O Samsung Galaxy A55 5G nasceu para preencher esse abismo, mas agora, em pleno 2026, ele ocupa uma posição curiosa no mercado. Ele não é mais a “novidade fresca”. Ele é o veterano. O preço despencou, tornando-o tentador, mas o medo de comprar tecnologia “datada” assombra qualquer consumidor inteligente.

Pegar o A55 na mão de olhos fechados é uma experiência sensorial que engana o cérebro. O toque frio do alumínio nas laterais (nada de plástico pintado de metal aqui, como na linha A35), o vidro traseiro denso e o peso substancial de 213g gritam “topo de linha”. Por alguns segundos, você jura que está segurando um Galaxy S24 ou S24+. Até você abrir os olhos, ligar a tela e dar de cara com as bordas pretas grossas que denunciam sua categoria.

A pergunta que não quer calar e que motiva esta análise densa é: O Galaxy A55 vale a pena em 2026 ou ele é apenas um celular bonito com um processador cansado?
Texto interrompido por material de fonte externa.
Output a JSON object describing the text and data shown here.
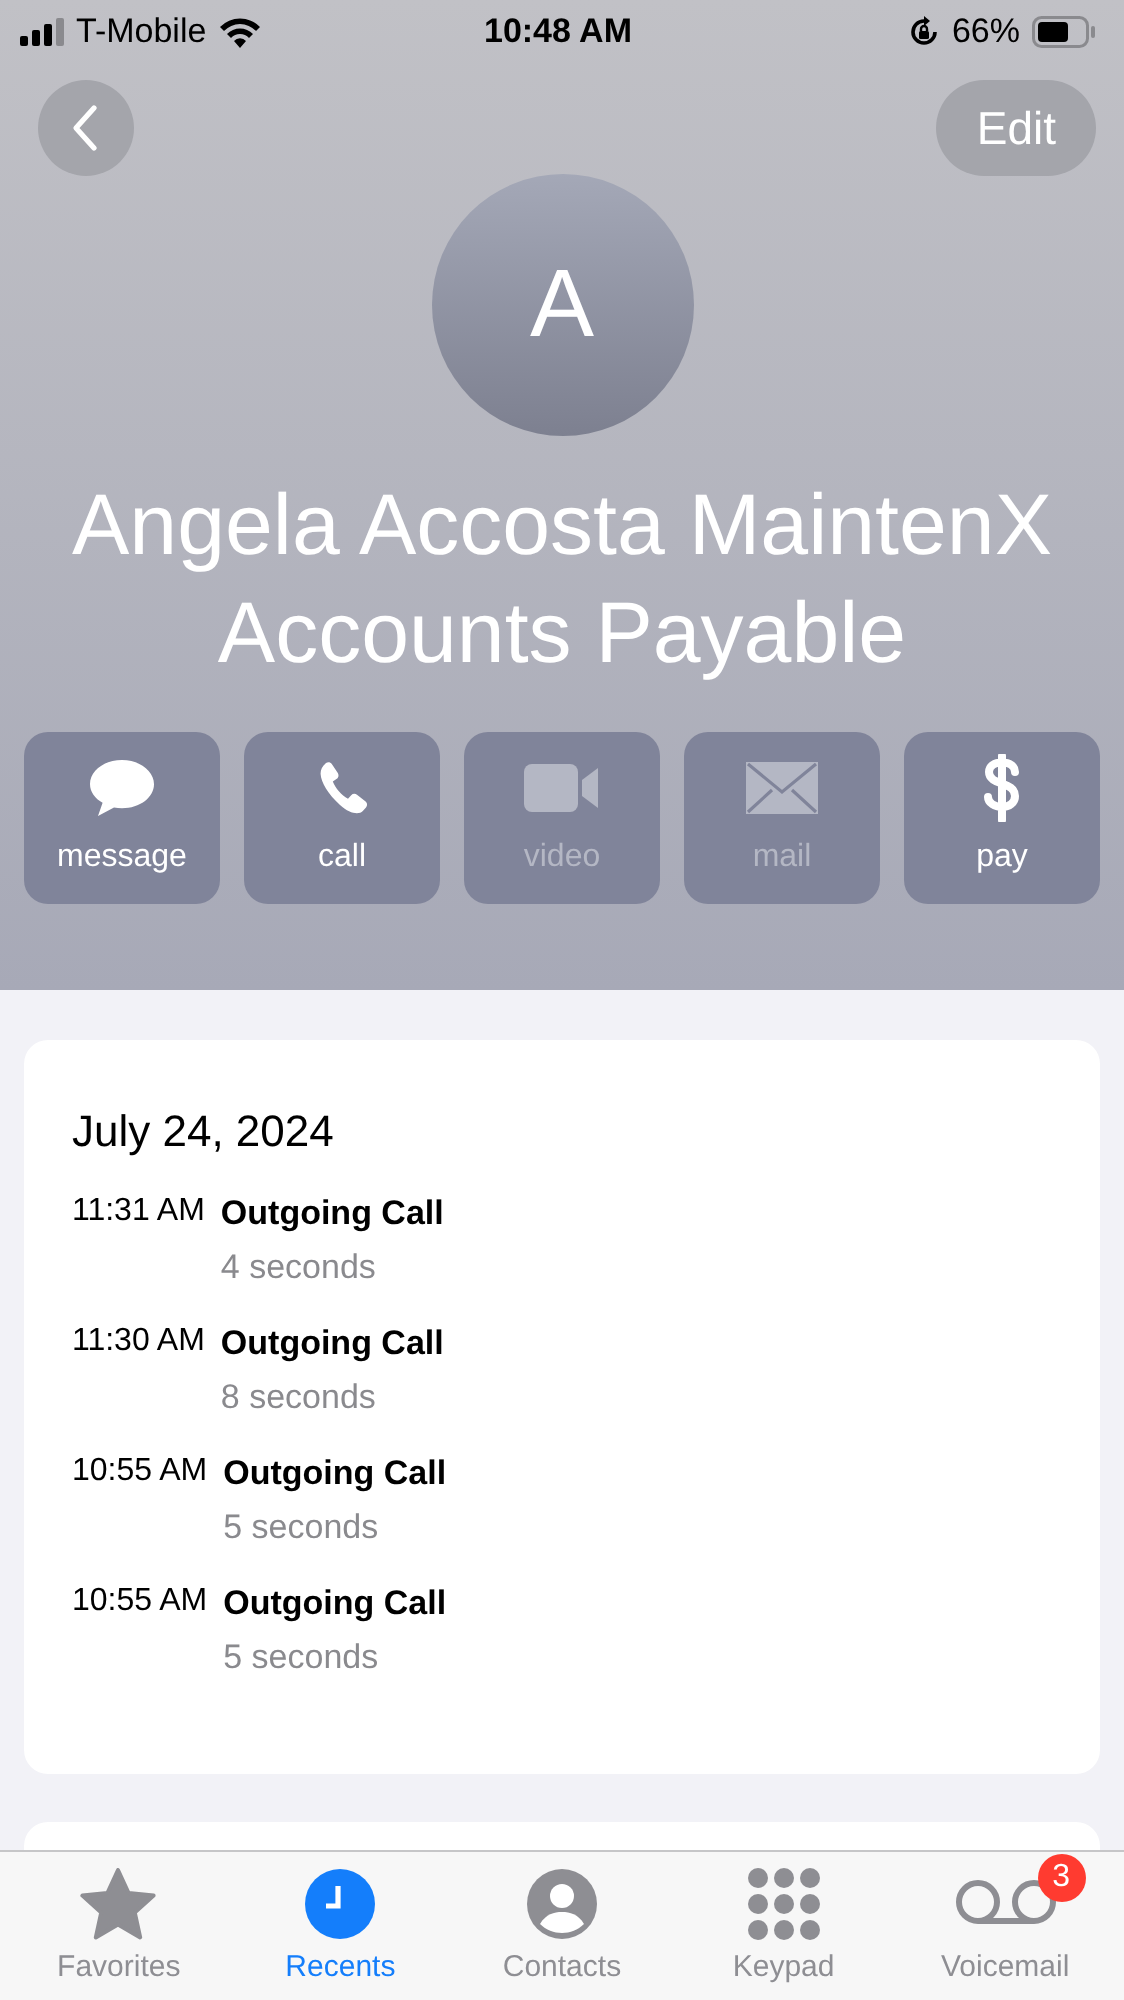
{
  "status_bar": {
    "carrier": "T-Mobile",
    "time": "10:48 AM",
    "battery": "66%"
  },
  "nav": {
    "edit": "Edit"
  },
  "contact": {
    "initial": "A",
    "name": "Angela Accosta MaintenX Accounts Payable"
  },
  "actions": [
    {
      "kind": "message",
      "label": "message",
      "disabled": false
    },
    {
      "kind": "call",
      "label": "call",
      "disabled": false
    },
    {
      "kind": "video",
      "label": "video",
      "disabled": true
    },
    {
      "kind": "mail",
      "label": "mail",
      "disabled": true
    },
    {
      "kind": "pay",
      "label": "pay",
      "disabled": false
    }
  ],
  "recents": {
    "date": "July 24, 2024",
    "calls": [
      {
        "time": "11:31 AM",
        "type": "Outgoing Call",
        "duration": "4 seconds"
      },
      {
        "time": "11:30 AM",
        "type": "Outgoing Call",
        "duration": "8 seconds"
      },
      {
        "time": "10:55 AM",
        "type": "Outgoing Call",
        "duration": "5 seconds"
      },
      {
        "time": "10:55 AM",
        "type": "Outgoing Call",
        "duration": "5 seconds"
      }
    ]
  },
  "tab_bar": [
    {
      "kind": "favorites",
      "label": "Favorites",
      "selected": false
    },
    {
      "kind": "recents",
      "label": "Recents",
      "selected": true
    },
    {
      "kind": "contacts",
      "label": "Contacts",
      "selected": false
    },
    {
      "kind": "keypad",
      "label": "Keypad",
      "selected": false
    },
    {
      "kind": "voicemail",
      "label": "Voicemail",
      "selected": false,
      "badge": "3"
    }
  ]
}
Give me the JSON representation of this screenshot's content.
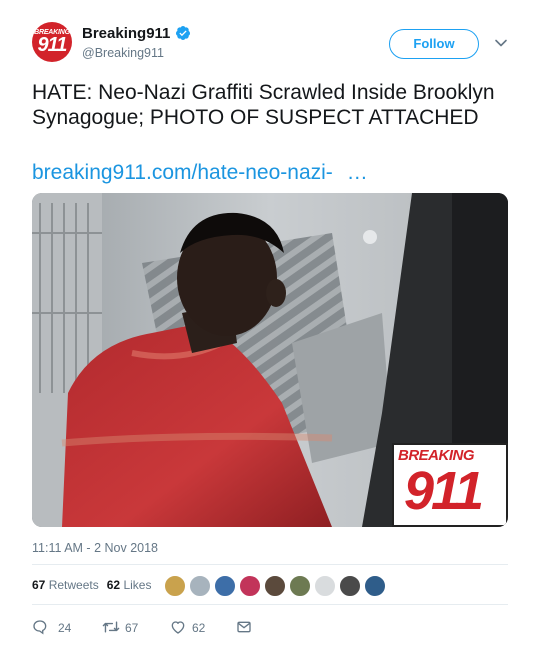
{
  "author": {
    "name": "Breaking911",
    "handle": "@Breaking911",
    "avatar_text_top": "BREAKING",
    "avatar_text_num": "911",
    "verified_icon": "verified-badge-icon"
  },
  "follow_label": "Follow",
  "tweet": {
    "text": "HATE: Neo-Nazi Graffiti Scrawled Inside Brooklyn Synagogue; PHOTO OF SUSPECT ATTACHED",
    "link_text": "breaking911.com/hate-neo-nazi-",
    "link_ellipsis": "…"
  },
  "media": {
    "watermark_top": "BREAKING",
    "watermark_num": "911"
  },
  "timestamp": "11:11 AM - 2 Nov 2018",
  "stats": {
    "retweets_count": "67",
    "retweets_label": "Retweets",
    "likes_count": "62",
    "likes_label": "Likes"
  },
  "actions": {
    "reply_count": "24",
    "retweet_count": "67",
    "like_count": "62"
  },
  "colors": {
    "accent": "#1da1f2",
    "brand_red": "#d2232a",
    "muted": "#657786"
  }
}
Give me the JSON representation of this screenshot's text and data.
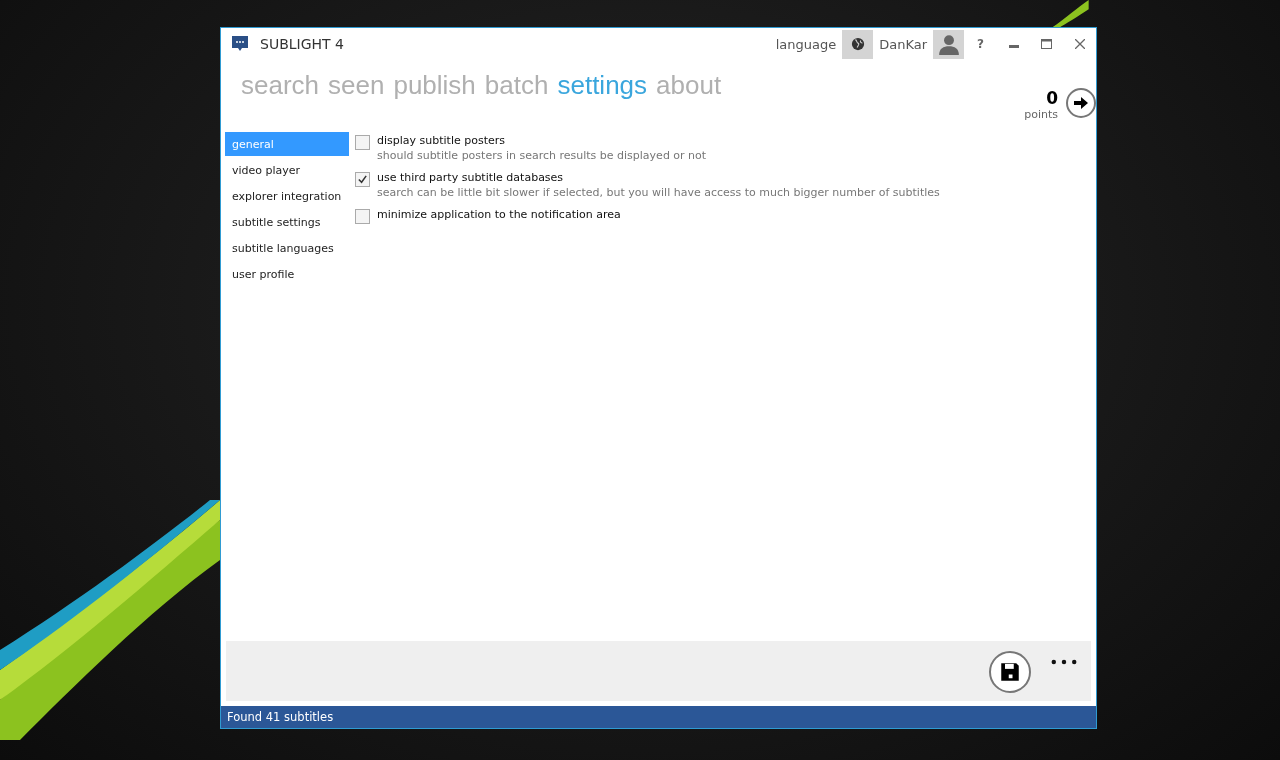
{
  "window": {
    "title": "SUBLIGHT 4"
  },
  "header": {
    "language": "language",
    "user": "DanKar",
    "help": "?"
  },
  "tabs": [
    {
      "label": "search",
      "selected": false
    },
    {
      "label": "seen",
      "selected": false
    },
    {
      "label": "publish",
      "selected": false
    },
    {
      "label": "batch",
      "selected": false
    },
    {
      "label": "settings",
      "selected": true
    },
    {
      "label": "about",
      "selected": false
    }
  ],
  "points": {
    "value": "0",
    "label": "points"
  },
  "sidebar": {
    "items": [
      {
        "label": "general",
        "selected": true
      },
      {
        "label": "video player",
        "selected": false
      },
      {
        "label": "explorer integration",
        "selected": false
      },
      {
        "label": "subtitle settings",
        "selected": false
      },
      {
        "label": "subtitle languages",
        "selected": false
      },
      {
        "label": "user profile",
        "selected": false
      }
    ]
  },
  "options": [
    {
      "label": "display subtitle posters",
      "description": "should subtitle posters in search results be displayed or not",
      "checked": false
    },
    {
      "label": "use third party subtitle databases",
      "description": "search can be little bit slower if selected, but you will have access to much bigger number of subtitles",
      "checked": true
    },
    {
      "label": "minimize application to the notification area",
      "checked": false
    }
  ],
  "status_bar": "Found 41 subtitles"
}
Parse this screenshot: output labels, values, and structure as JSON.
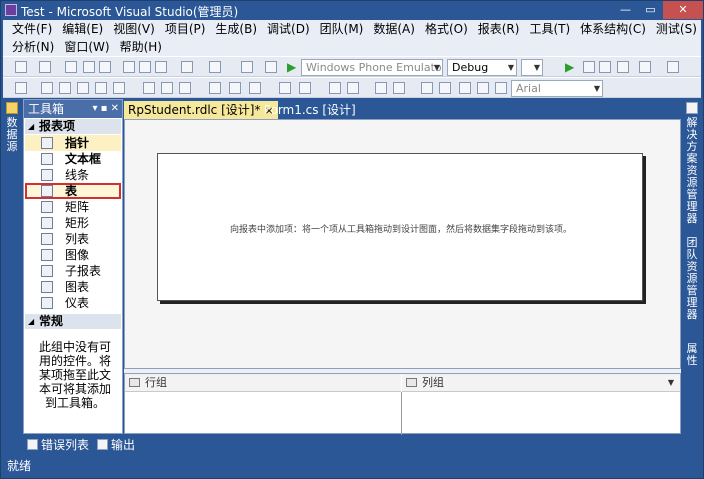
{
  "window": {
    "title": "Test - Microsoft Visual Studio(管理员)",
    "controls": [
      "minimize-icon",
      "maximize-icon",
      "close-icon"
    ]
  },
  "menu": {
    "row1": [
      "文件(F)",
      "编辑(E)",
      "视图(V)",
      "项目(P)",
      "生成(B)",
      "调试(D)",
      "团队(M)",
      "数据(A)",
      "格式(O)",
      "报表(R)",
      "工具(T)",
      "体系结构(C)",
      "测试(S)"
    ],
    "row2": [
      "分析(N)",
      "窗口(W)",
      "帮助(H)"
    ]
  },
  "toolbar": {
    "target_dropdown": "Windows Phone Emulato",
    "config_dropdown": "Debug",
    "font_dropdown": "Arial"
  },
  "side_tabs": {
    "left": "数据源",
    "right_top": "解决方案资源管理器",
    "right_mid": "团队资源管理器",
    "right_bottom": "属性"
  },
  "toolbox": {
    "title": "工具箱",
    "pin_icons": [
      "dropdown-icon",
      "pin-icon",
      "close-icon"
    ],
    "section1": "报表项",
    "items": [
      {
        "label": "指针",
        "icon": "pointer-icon"
      },
      {
        "label": "文本框",
        "icon": "textbox-icon"
      },
      {
        "label": "线条",
        "icon": "line-icon"
      },
      {
        "label": "表",
        "icon": "table-icon"
      },
      {
        "label": "矩阵",
        "icon": "matrix-icon"
      },
      {
        "label": "矩形",
        "icon": "rectangle-icon"
      },
      {
        "label": "列表",
        "icon": "list-icon"
      },
      {
        "label": "图像",
        "icon": "image-icon"
      },
      {
        "label": "子报表",
        "icon": "subreport-icon"
      },
      {
        "label": "图表",
        "icon": "chart-icon"
      },
      {
        "label": "仪表",
        "icon": "gauge-icon"
      }
    ],
    "section2": "常规",
    "empty_note": "此组中没有可用的控件。将某项拖至此文本可将其添加到工具箱。"
  },
  "document": {
    "tabs": [
      {
        "label": "RpStudent.rdlc [设计]*",
        "active": true,
        "close": "×"
      },
      {
        "label": "Form1.cs [设计]",
        "active": false
      }
    ],
    "hint": "向报表中添加项：将一个项从工具箱拖动到设计图面，然后将数据集字段拖动到该项。",
    "row_groups_label": "行组",
    "column_groups_label": "列组"
  },
  "bottom_tabs": [
    "错误列表",
    "输出"
  ],
  "status": "就绪",
  "colors": {
    "frame": "#2b5797",
    "active_tab": "#f6e89a",
    "selected_outline": "#d32f2f"
  }
}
Para responder a isso, fiz o impensável: tirei meu chip principal do meu aparelho pessoal (um topo de linha), migrei todos os meus bancos e autenticadores para o A55 e o usei como meu único dispositivo por 15 dias ininterruptos. O que eu descobri sobre aquecimento, câmeras e bateria vai te surpreender — e talvez te salvar de uma compra errada.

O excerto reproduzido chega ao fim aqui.